Tre giorni dopo, a Gerusalemme, fece di testa sua: risuscitò. Fu così che la Città Santa divenne una città di ripartenza. Ricominciò, come a Betlemme, da un vuoto. Vuoto che inebriò di sbigottimento le donne corse al sepolcro: «Non abbiate paura! Voi cercate Gesù Nazareno, il crocifisso. E’ risorto, non è qui. Ecco il luogo dove l’avevano deposto» (Mc 16,7). Un sepolcro vuoto: ancora un vuoto a disposizione. Fu d’allora che il vuoto pare essere diventato il marchio di fabbrica d’Iddio e delle peripezie di tutti coloro che gli vanno dietro. La mia fede, a conti fatti, è un bellissimo racconto che poggia sul vuoto, in bilico nel vuoto: Cristoddio – nato tra i pastori, alleatosi coi pescatori – si improvvisò equilibrista sul vuoto. Divenne esperto mendicante di vuoti a disposizione. E’ la maestria con la quale l’evangelista Marco chiude il suo Vangelo: in silenzio, col silenzio delle donne. Ogni volta che medito quella conclusione, torno bambino: quando, nella casa in montagna, dalla cucina sentivo cadere uno zoccolo nel piano di sopra. Subito dopo, quasi sempre, cadeva anche l’altro: per questo, dopo che il primo cadeva, mi mettevo le mani nelle orecchie per prepararmi. Mi succede un po’ la stessa cosa col vangelo di Marco: una scarpa cade (la risurrezione), io mi aspetto cada anche l’altra. Che, invece, non cade: farla cadere sarà la missione che spetta al cristiano. A me.

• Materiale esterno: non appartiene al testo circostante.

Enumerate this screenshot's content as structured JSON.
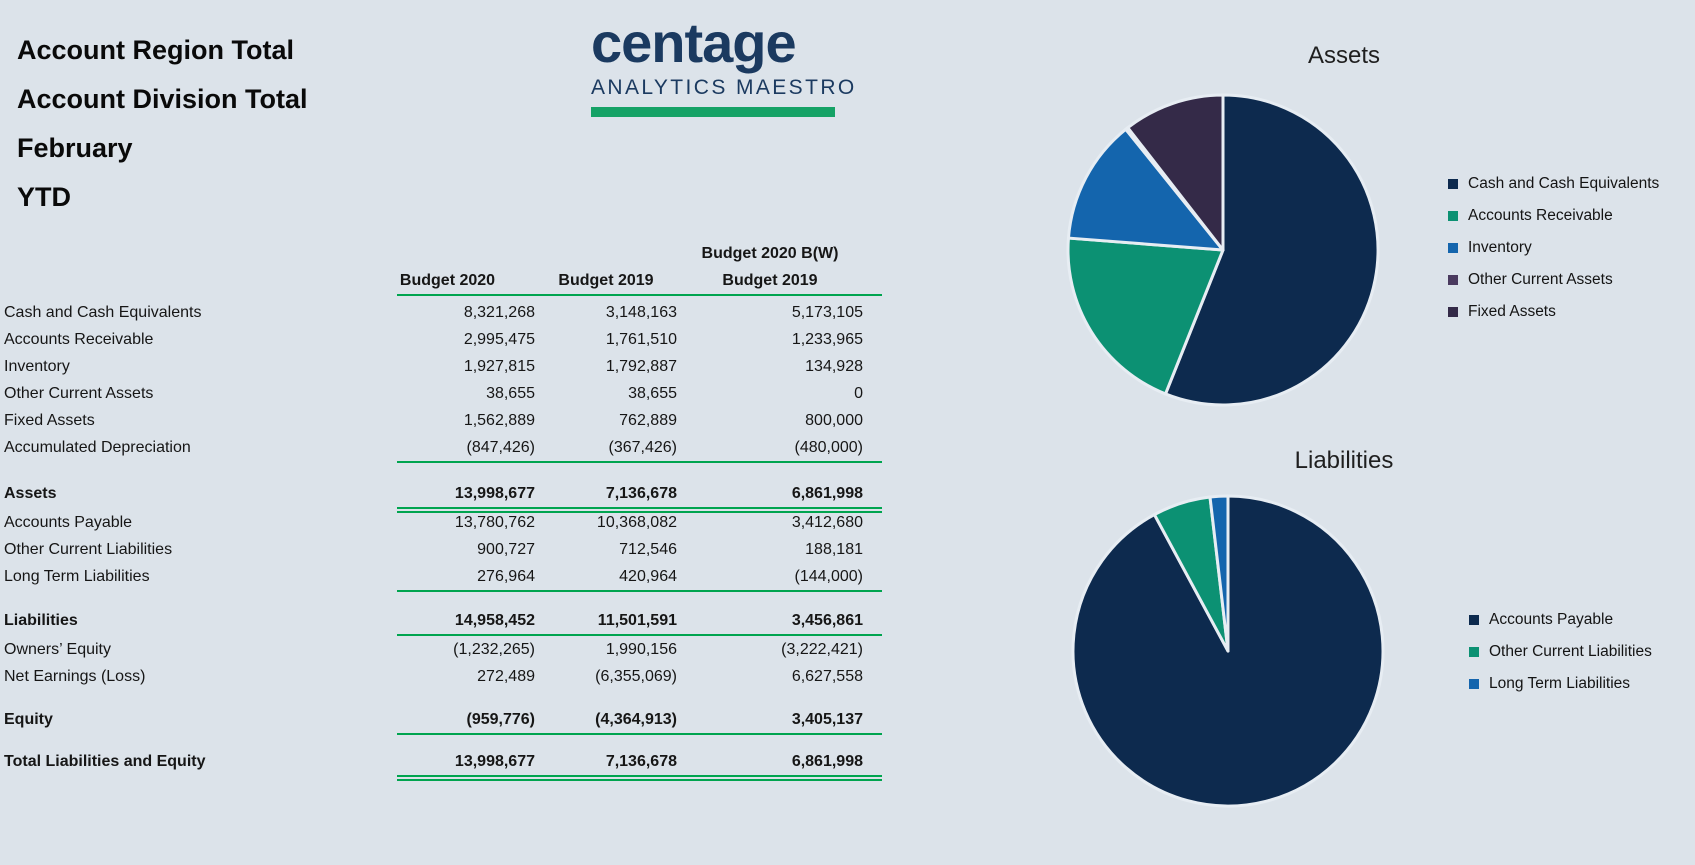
{
  "page": {
    "background": "#dce3ea"
  },
  "report": {
    "titles": [
      "Account Region Total",
      "Account Division Total",
      "February",
      "YTD"
    ]
  },
  "logo": {
    "brand": "centage",
    "subtitle": "ANALYTICS MAESTRO",
    "brand_color": "#1b3a60",
    "bar_color": "#15a266"
  },
  "table": {
    "rule_color": "#00a44f",
    "header": {
      "col1": "Budget 2020",
      "col2": "Budget 2019",
      "col3_line1": "Budget 2020 B(W)",
      "col3_line2": "Budget 2019"
    },
    "rows": [
      {
        "label": "Cash and Cash Equivalents",
        "budget_2020": "8,321,268",
        "budget_2019": "3,148,163",
        "bw_2019": "5,173,105",
        "bold": false,
        "rule_below": "none",
        "gap_before": 0
      },
      {
        "label": "Accounts Receivable",
        "budget_2020": "2,995,475",
        "budget_2019": "1,761,510",
        "bw_2019": "1,233,965",
        "bold": false,
        "rule_below": "none",
        "gap_before": 0
      },
      {
        "label": "Inventory",
        "budget_2020": "1,927,815",
        "budget_2019": "1,792,887",
        "bw_2019": "134,928",
        "bold": false,
        "rule_below": "none",
        "gap_before": 0
      },
      {
        "label": "Other Current Assets",
        "budget_2020": "38,655",
        "budget_2019": "38,655",
        "bw_2019": "0",
        "bold": false,
        "rule_below": "none",
        "gap_before": 0
      },
      {
        "label": "Fixed Assets",
        "budget_2020": "1,562,889",
        "budget_2019": "762,889",
        "bw_2019": "800,000",
        "bold": false,
        "rule_below": "none",
        "gap_before": 0
      },
      {
        "label": "Accumulated Depreciation",
        "budget_2020": "(847,426)",
        "budget_2019": "(367,426)",
        "bw_2019": "(480,000)",
        "bold": false,
        "rule_below": "single",
        "gap_before": 0
      },
      {
        "label": "Assets",
        "budget_2020": "13,998,677",
        "budget_2019": "7,136,678",
        "bw_2019": "6,861,998",
        "bold": true,
        "rule_below": "double",
        "gap_before": 19
      },
      {
        "label": "Accounts Payable",
        "budget_2020": "13,780,762",
        "budget_2019": "10,368,082",
        "bw_2019": "3,412,680",
        "bold": false,
        "rule_below": "none",
        "gap_before": 2
      },
      {
        "label": "Other Current Liabilities",
        "budget_2020": "900,727",
        "budget_2019": "712,546",
        "bw_2019": "188,181",
        "bold": false,
        "rule_below": "none",
        "gap_before": 0
      },
      {
        "label": "Long Term Liabilities",
        "budget_2020": "276,964",
        "budget_2019": "420,964",
        "bw_2019": "(144,000)",
        "bold": false,
        "rule_below": "single",
        "gap_before": 0
      },
      {
        "label": "Liabilities",
        "budget_2020": "14,958,452",
        "budget_2019": "11,501,591",
        "bw_2019": "3,456,861",
        "bold": true,
        "rule_below": "single",
        "gap_before": 17
      },
      {
        "label": "Owners’ Equity",
        "budget_2020": "(1,232,265)",
        "budget_2019": "1,990,156",
        "bw_2019": "(3,222,421)",
        "bold": false,
        "rule_below": "none",
        "gap_before": 2
      },
      {
        "label": "Net Earnings (Loss)",
        "budget_2020": "272,489",
        "budget_2019": "(6,355,069)",
        "bw_2019": "6,627,558",
        "bold": false,
        "rule_below": "none",
        "gap_before": 0
      },
      {
        "label": "Equity",
        "budget_2020": "(959,776)",
        "budget_2019": "(4,364,913)",
        "bw_2019": "3,405,137",
        "bold": true,
        "rule_below": "single",
        "gap_before": 16
      },
      {
        "label": "Total Liabilities and Equity",
        "budget_2020": "13,998,677",
        "budget_2019": "7,136,678",
        "bw_2019": "6,861,998",
        "bold": true,
        "rule_below": "double",
        "gap_before": 15
      }
    ]
  },
  "chart_data": [
    {
      "type": "pie",
      "title": "Assets",
      "labels": [
        "Cash and Cash Equivalents",
        "Accounts Receivable",
        "Inventory",
        "Other Current Assets",
        "Fixed Assets"
      ],
      "values": [
        8321268,
        2995475,
        1927815,
        38655,
        1562889
      ],
      "colors": [
        "#0d2a4e",
        "#0c9173",
        "#1465ad",
        "#4a3a5f",
        "#342a48"
      ],
      "legend_position": "right",
      "start_angle_deg": 0,
      "direction": "clockwise"
    },
    {
      "type": "pie",
      "title": "Liabilities",
      "labels": [
        "Accounts Payable",
        "Other Current Liabilities",
        "Long Term Liabilities"
      ],
      "values": [
        13780762,
        900727,
        276964
      ],
      "colors": [
        "#0d2a4e",
        "#0c9173",
        "#1465ad"
      ],
      "legend_position": "right",
      "start_angle_deg": 0,
      "direction": "clockwise"
    }
  ]
}
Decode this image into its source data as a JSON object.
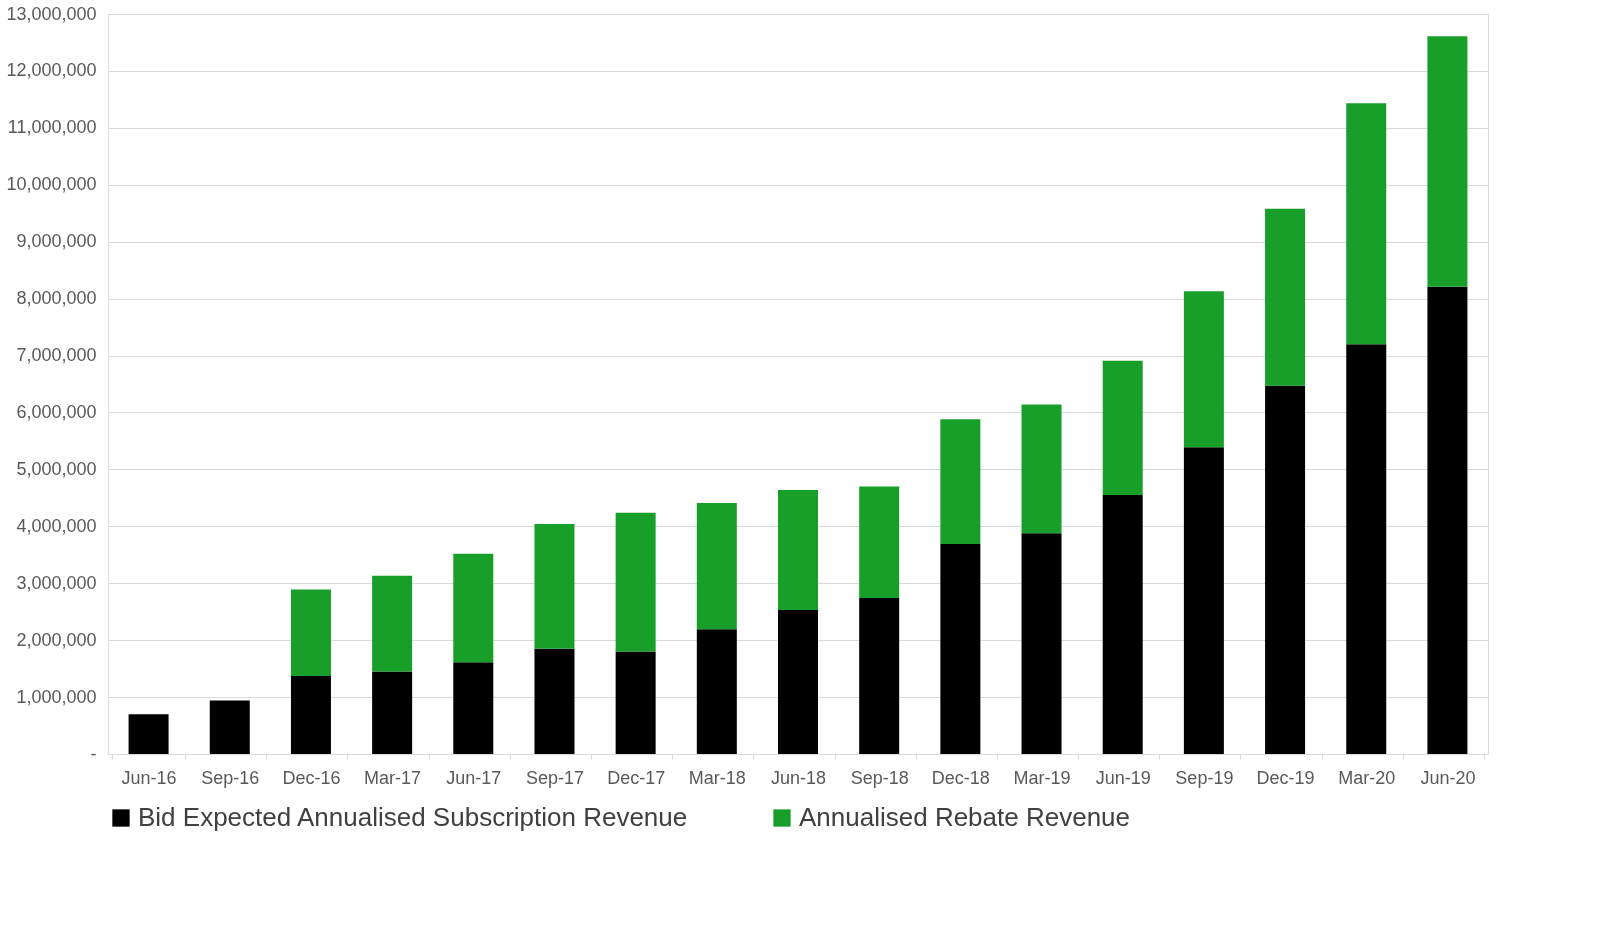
{
  "chart_data": {
    "type": "bar",
    "stacked": true,
    "categories": [
      "Jun-16",
      "Sep-16",
      "Dec-16",
      "Mar-17",
      "Jun-17",
      "Sep-17",
      "Dec-17",
      "Mar-18",
      "Jun-18",
      "Sep-18",
      "Dec-18",
      "Mar-19",
      "Jun-19",
      "Sep-19",
      "Dec-19",
      "Mar-20",
      "Jun-20"
    ],
    "series": [
      {
        "name": "Bid Expected Annualised Subscription Revenue",
        "color": "#000000",
        "values": [
          700000,
          940000,
          1370000,
          1450000,
          1610000,
          1850000,
          1800000,
          2190000,
          2530000,
          2740000,
          3690000,
          3880000,
          4550000,
          5390000,
          6470000,
          7200000,
          8210000
        ]
      },
      {
        "name": "Annualised Rebate Revenue",
        "color": "#189f2a",
        "values": [
          null,
          null,
          1520000,
          1680000,
          1910000,
          2190000,
          2440000,
          2220000,
          2110000,
          1960000,
          2190000,
          2260000,
          2360000,
          2740000,
          3110000,
          4230000,
          4400000
        ]
      }
    ],
    "ylim": [
      0,
      13000000
    ],
    "yticks": [
      {
        "value": 0,
        "label": "-"
      },
      {
        "value": 1000000,
        "label": "1,000,000"
      },
      {
        "value": 2000000,
        "label": "2,000,000"
      },
      {
        "value": 3000000,
        "label": "3,000,000"
      },
      {
        "value": 4000000,
        "label": "4,000,000"
      },
      {
        "value": 5000000,
        "label": "5,000,000"
      },
      {
        "value": 6000000,
        "label": "6,000,000"
      },
      {
        "value": 7000000,
        "label": "7,000,000"
      },
      {
        "value": 8000000,
        "label": "8,000,000"
      },
      {
        "value": 9000000,
        "label": "9,000,000"
      },
      {
        "value": 10000000,
        "label": "10,000,000"
      },
      {
        "value": 11000000,
        "label": "11,000,000"
      },
      {
        "value": 12000000,
        "label": "12,000,000"
      },
      {
        "value": 13000000,
        "label": "13,000,000"
      }
    ],
    "grid": "y",
    "legend": "bottom"
  }
}
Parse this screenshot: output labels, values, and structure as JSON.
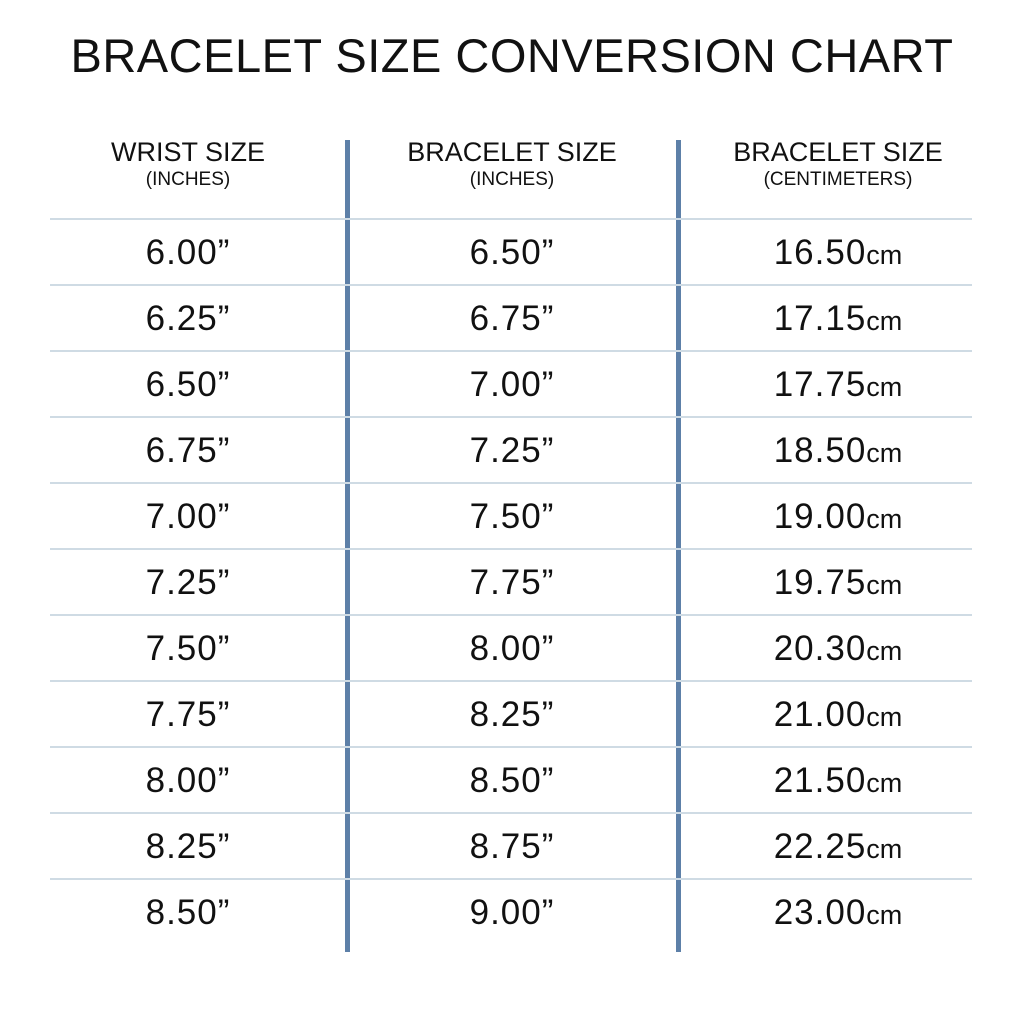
{
  "chart_data": {
    "type": "table",
    "title": "BRACELET SIZE CONVERSION CHART",
    "columns": [
      {
        "label": "WRIST SIZE",
        "sublabel": "(INCHES)"
      },
      {
        "label": "BRACELET SIZE",
        "sublabel": "(INCHES)"
      },
      {
        "label": "BRACELET SIZE",
        "sublabel": "(CENTIMETERS)"
      }
    ],
    "rows": [
      [
        "6.00”",
        "6.50”",
        "16.50"
      ],
      [
        "6.25”",
        "6.75”",
        "17.15"
      ],
      [
        "6.50”",
        "7.00”",
        "17.75"
      ],
      [
        "6.75”",
        "7.25”",
        "18.50"
      ],
      [
        "7.00”",
        "7.50”",
        "19.00"
      ],
      [
        "7.25”",
        "7.75”",
        "19.75"
      ],
      [
        "7.50”",
        "8.00”",
        "20.30"
      ],
      [
        "7.75”",
        "8.25”",
        "21.00"
      ],
      [
        "8.00”",
        "8.50”",
        "21.50"
      ],
      [
        "8.25”",
        "8.75”",
        "22.25"
      ],
      [
        "8.50”",
        "9.00”",
        "23.00"
      ]
    ],
    "cm_unit": "cm",
    "colors": {
      "divider": "#5d80a8",
      "row_line": "#cfdbe4",
      "text": "#111111"
    }
  }
}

E mi ritrovo a vedermi con le mani nelle orecchie, sospeso al vuoto di quell’attesa che, nel frattempo, è come se mi scatenasse in testa un branco di pensieri, d’aspettative, di ansie e di trepidazioni.

E’ la riscoperta del vuoto la vera eredità di questa pandemia. Quando, poi, il 27 marzo 2020 ho visto il Papa attraversare, abitare e benedire quel vuoto, ho compreso che era un vuoto a mia disposizione. Alla mia portata E’ ritornato con prepotenza la sera del Venerdì Santo, in quella Via Crucis che ha commosso il mondo intero: una ciurma d’umani perlustrava una Piazza San Pietro spettrale, con il solo arnese della Croce. Un vuoto che Papa Francesco, al termine di ogni Angelus domenicale, non ha mai smesso di benedire dal balcone della Loggia: superstizione, rito propiziatorio, nostalgia della piazza gremita? Nulla di questo: il semplice fatto che quel vuoto, ancora una volta, era un’occasione di desiderio, una verifica in corso di quanta sete di Dio avevamo. Un vuoto benedetto – detto bene – è l’esatto contrario del vuoto maledetto, quello che fa bestemmiare pure il credente. Per chi crede, dunque, questo vuoto è una presenza: la mancanza che svela, è la traccia di un amore possente che fa sentire la sua mancanza. E per chi non crede, il vuoto rimane comunque un’esperienza mistica: ci sono dei vuoti necessari per poter creare. Laddove è tutto pieno, anche le operazioni più salvifiche risultano impossibili: “Presentarsi a stomaco vuoto” raccomandano in ospedale prima di un’operazione delicata. Non è solo un ricordo ospedaliero.

Riparto dal vuoto, dunque.

Dal vuoto di Betlemme: l’uomo ha bisogno di un vuoto per (ri)nascere.
Da quello di Gerusalemme: la città, con i suoi vuoti da non abbandonare.
Dal vuoto di casa mia: la mia Chiesa è uscita svuotata. Dell’inutile.